La Commission européenne vient de publier une étude majeure sur la taxation du patrimoine : impôt sur la fortune, taxation du capital, droits de succession/donation et exit tax.
Pourquoi ce sujet revient-il avec autant de force en 2026 ?
Parce que le débat dépasse désormais le cadre national : OCDE, G20, ONU… la fiscalité des grandes fortunes devient un enjeu global de souveraineté budgétaire et d’équité fiscale.
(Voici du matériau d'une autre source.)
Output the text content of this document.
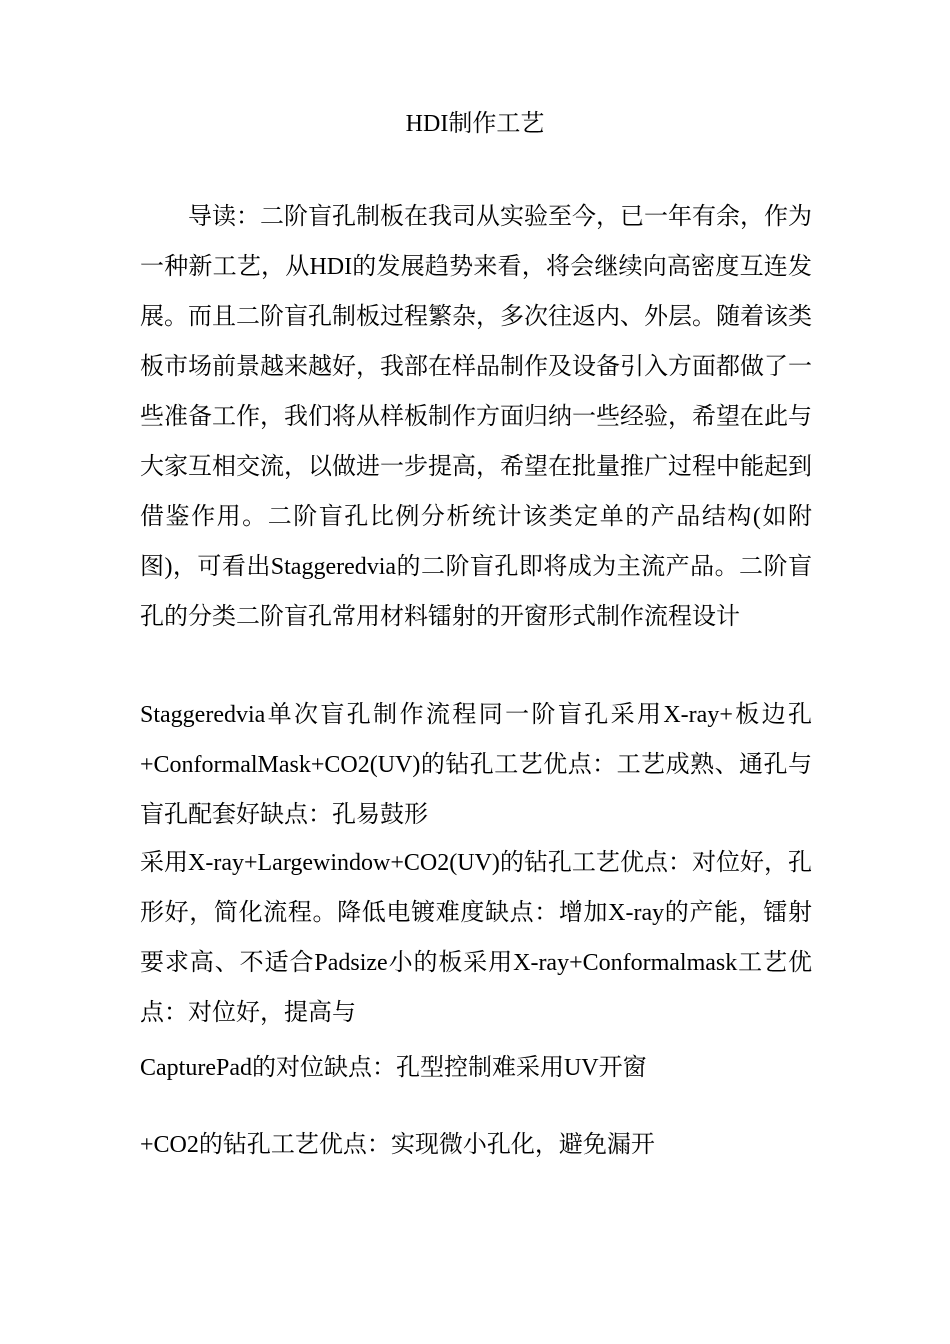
HDI制作工艺

导读：二阶盲孔制板在我司从实验至今，已一年有余，作为一种新工艺，从HDI的发展趋势来看，将会继续向高密度互连发展。而且二阶盲孔制板过程繁杂，多次往返内、外层。随着该类板市场前景越来越好，我部在样品制作及设备引入方面都做了一些准备工作，我们将从样板制作方面归纳一些经验，希望在此与大家互相交流，以做进一步提高，希望在批量推广过程中能起到借鉴作用。二阶盲孔比例分析统计该类定单的产品结构(如附图)，可看出Staggeredvia的二阶盲孔即将成为主流产品。二阶盲孔的分类二阶盲孔常用材料镭射的开窗形式制作流程设计

Staggeredvia单次盲孔制作流程同一阶盲孔采用X-ray+板边孔+ConformalMask+CO2(UV)的钻孔工艺优点：工艺成熟、通孔与盲孔配套好缺点：孔易鼓形

采用X-ray+Largewindow+CO2(UV)的钻孔工艺优点：对位好，孔形好，简化流程。降低电镀难度缺点：增加X-ray的产能，镭射要求高、不适合Padsize小的板采用X-ray+Conformalmask工艺优点：对位好，提高与

CapturePad的对位缺点：孔型控制难采用UV开窗
+CO2的钻孔工艺优点：实现微小孔化，避免漏开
Quelques enseignements clés :
➡️ Le rendement des impôts sur la fortune reste souvent limité
➡️ L’efficacité dépend moins du principe de l’impôt que de sa structuration fiscale : assiette, exonérations, seuils, obligations déclaratives, contrôle
➡️ Les “tax gaps” (écarts de recouvrement liés aux exonérations, allégements ou défauts de conformité) expliquent largement la faiblesse des recettes
➡️ La mobilité des contribuables fortunés reste un sujet sensible : les données existent sur la mobilité interne, mais restent encore limitées sur la mobilité internationale des contribuables fortunés
➡️ L’échange d’informations devient central : bénéficiaires effectifs, immobilier, registres patrimoniaux, digitalisation des administrations fiscales
Autrement dit : la question n’est plus seulement “faut-il taxer le patrimoine ?” mais surtout “comment construire un impôt juridiquement robuste, économiquement efficace et administrativement contrôlable ?”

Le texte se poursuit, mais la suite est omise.